Huawei domine le matériel telecom. BYD, leader mondial des VE, devance Tesla. Huawei éclipse Google dans les processeurs mobiles. Xiaomi sortira le sien en 2024. L’Ascend 910B de Huawei est 70% moins cher que les NVIDIA, et à 5% près, aussi performant. Huawei, intégré verticalement, propose OS mobile, VE, streaming, et conduite autonome.

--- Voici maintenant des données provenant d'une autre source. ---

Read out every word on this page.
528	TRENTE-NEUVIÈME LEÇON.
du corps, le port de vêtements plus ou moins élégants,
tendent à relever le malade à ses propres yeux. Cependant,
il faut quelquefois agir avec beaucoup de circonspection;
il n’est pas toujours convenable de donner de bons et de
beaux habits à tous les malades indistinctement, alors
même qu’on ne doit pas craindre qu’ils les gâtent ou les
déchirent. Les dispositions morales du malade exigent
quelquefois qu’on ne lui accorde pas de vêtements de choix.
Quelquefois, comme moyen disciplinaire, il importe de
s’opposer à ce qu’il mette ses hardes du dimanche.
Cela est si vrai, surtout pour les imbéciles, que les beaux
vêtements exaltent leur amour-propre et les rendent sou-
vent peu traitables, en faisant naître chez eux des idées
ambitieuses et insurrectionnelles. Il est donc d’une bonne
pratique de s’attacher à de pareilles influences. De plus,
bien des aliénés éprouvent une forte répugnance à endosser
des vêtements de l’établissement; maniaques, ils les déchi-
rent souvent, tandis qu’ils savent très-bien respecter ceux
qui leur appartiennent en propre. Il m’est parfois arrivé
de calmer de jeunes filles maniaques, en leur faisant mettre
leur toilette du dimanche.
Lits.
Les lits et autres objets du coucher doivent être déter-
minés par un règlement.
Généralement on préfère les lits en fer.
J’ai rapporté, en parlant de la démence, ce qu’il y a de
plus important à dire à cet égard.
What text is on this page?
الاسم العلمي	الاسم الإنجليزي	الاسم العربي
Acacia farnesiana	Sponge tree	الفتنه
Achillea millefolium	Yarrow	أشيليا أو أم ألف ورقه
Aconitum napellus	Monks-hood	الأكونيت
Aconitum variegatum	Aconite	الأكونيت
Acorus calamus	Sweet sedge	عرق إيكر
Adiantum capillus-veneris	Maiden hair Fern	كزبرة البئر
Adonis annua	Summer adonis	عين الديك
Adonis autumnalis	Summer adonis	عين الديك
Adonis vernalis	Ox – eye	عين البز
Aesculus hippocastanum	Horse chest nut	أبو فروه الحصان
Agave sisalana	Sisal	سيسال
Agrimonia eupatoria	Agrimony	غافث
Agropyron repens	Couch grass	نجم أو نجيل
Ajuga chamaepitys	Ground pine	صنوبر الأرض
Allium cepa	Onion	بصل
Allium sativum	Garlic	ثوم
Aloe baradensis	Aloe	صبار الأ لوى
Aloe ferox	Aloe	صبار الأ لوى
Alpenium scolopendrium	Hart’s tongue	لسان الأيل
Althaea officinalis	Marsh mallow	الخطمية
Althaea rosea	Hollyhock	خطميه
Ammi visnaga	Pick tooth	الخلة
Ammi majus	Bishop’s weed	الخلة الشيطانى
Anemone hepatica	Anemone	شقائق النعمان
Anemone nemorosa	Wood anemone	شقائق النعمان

L’IA chinoise, de la usine à l’arsenaux
Outre DeepSeek, ByteDance, Baidu, Alibaba et 01.ai développent des modèles IA. La Chine mène en IA industrielle (robotique, drones, conduite autonome) et métastase ses percées vers le militaire : deux prototypes de chasseurs 6ᵉ génération, un porte-drone, des avions furtifs hypersoniques, un destroyer furtif, et systèmes de défense aérienne ultralongue portée.
En fusion nucléaire, le tokamak EAST a pulvérisé son record à 1066 secondes de plasma — une avancée vers l’énergie propre presque illimitée.
Le Sud Global vs l’Empire du Chaos
La Chine commercialise 50 % de son PIB avec le Sud Global, contre 3% avec les États-Unis. Son Silk Road Numérique colonise l’Union Économique Eurasiatique (Russie, Biélorussie, Kazakhstan). Alors que Trump 2.0 menace avec de nouvelles sanctions, Pékin aligne datacenters occidentaux et calculs orientaux via sa stratégie « Est données, Ouest calcul ».
« Servir la société » vs « Servir Wall Street »
Liang Wenfeng clame : « Fin de la copie. Place au leadership. » Son objectif ? Augmenter l’efficacité sociale et la valeur dans la chaîne industrielle. Un honneur , dit-il, de « redonner ». En contraste, la « société de consommation absurde » occidentale, selon le chercheur Quan Le, se contente de spéculations et de gadgets inutiles.
Bataille finale
L’Empire du Chaos ne rigole pas. Mais l’Empire du Milieu, imperturbable, prépare son rock’n’roll . La vraie question : jusqu’où ira Trump 2.0 dans sa guerre des écosystèmes ? La réponse promet d’être explosive — et probablement aussi productive qu’une réunion du G7.